Construction Procedure:

The required tangents can be constructed on the given circle as follows.

1. Draw a circle with the help of a bangle.

2. Draw two non-parallel chords such as AB and CD

3. Draw the perpendicular bisector of AB and CD

4. Take the centre as O where the perpendicular bisector intersects.

5. To draw the tangents, take a point P outside the circle.

6. Join the points O and P.

7. Now draw the perpendicular bisector of the line PO and midpoint is taken as M

8. Take M as centre and MO as radius draw a circle.

9. Let the circle intersects intersect the circle at the points Q and R

10. Now join PQ and PR

11. Therefore, PQ and PR are the required tangents.

Justification:

The construction can be justified by proving that PQ and PR are the tangents to the circle.

Since, O is the centre of a circle, we know that the perpendicular bisector of the chords passes through the centre.

Now, join the points OQ and OR.

We know that perpendicular bisector of a chord passes through the centre.

It is clear that the intersection point of these perpendicular bisectors is the centre of the circle.

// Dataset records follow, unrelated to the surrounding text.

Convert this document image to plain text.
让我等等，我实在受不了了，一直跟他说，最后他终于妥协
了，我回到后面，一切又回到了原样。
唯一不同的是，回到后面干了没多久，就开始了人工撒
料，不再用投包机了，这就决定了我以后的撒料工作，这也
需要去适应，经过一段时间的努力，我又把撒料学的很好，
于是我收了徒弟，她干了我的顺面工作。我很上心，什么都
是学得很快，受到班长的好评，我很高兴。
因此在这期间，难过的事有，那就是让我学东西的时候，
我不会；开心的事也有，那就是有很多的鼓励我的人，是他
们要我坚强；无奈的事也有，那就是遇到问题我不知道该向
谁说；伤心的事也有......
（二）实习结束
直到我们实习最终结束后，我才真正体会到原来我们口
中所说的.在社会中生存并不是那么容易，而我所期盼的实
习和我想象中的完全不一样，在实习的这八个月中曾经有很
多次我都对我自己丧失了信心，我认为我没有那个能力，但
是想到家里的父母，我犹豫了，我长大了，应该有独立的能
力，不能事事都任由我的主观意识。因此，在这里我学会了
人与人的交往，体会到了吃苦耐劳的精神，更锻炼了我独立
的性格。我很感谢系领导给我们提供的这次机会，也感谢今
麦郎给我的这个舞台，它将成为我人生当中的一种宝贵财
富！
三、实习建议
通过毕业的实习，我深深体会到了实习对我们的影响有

Since, ∠PQO is an angle in the semi-circle. We know that an angle in a semi-circle is a right angle.

∴ ∠PQO = 90°

⇒ OQ⊥ PQ

Since OQ is the radius of the circle, PQ has to be a tangent of the circle. Similarly,

∴ ∠PRO = 90°

⇒ OR ⊥ PO

Since OR is the radius of the circle, PR has to be a tangent of the circle

Therefore, PQ and PR are the required tangents of a circle.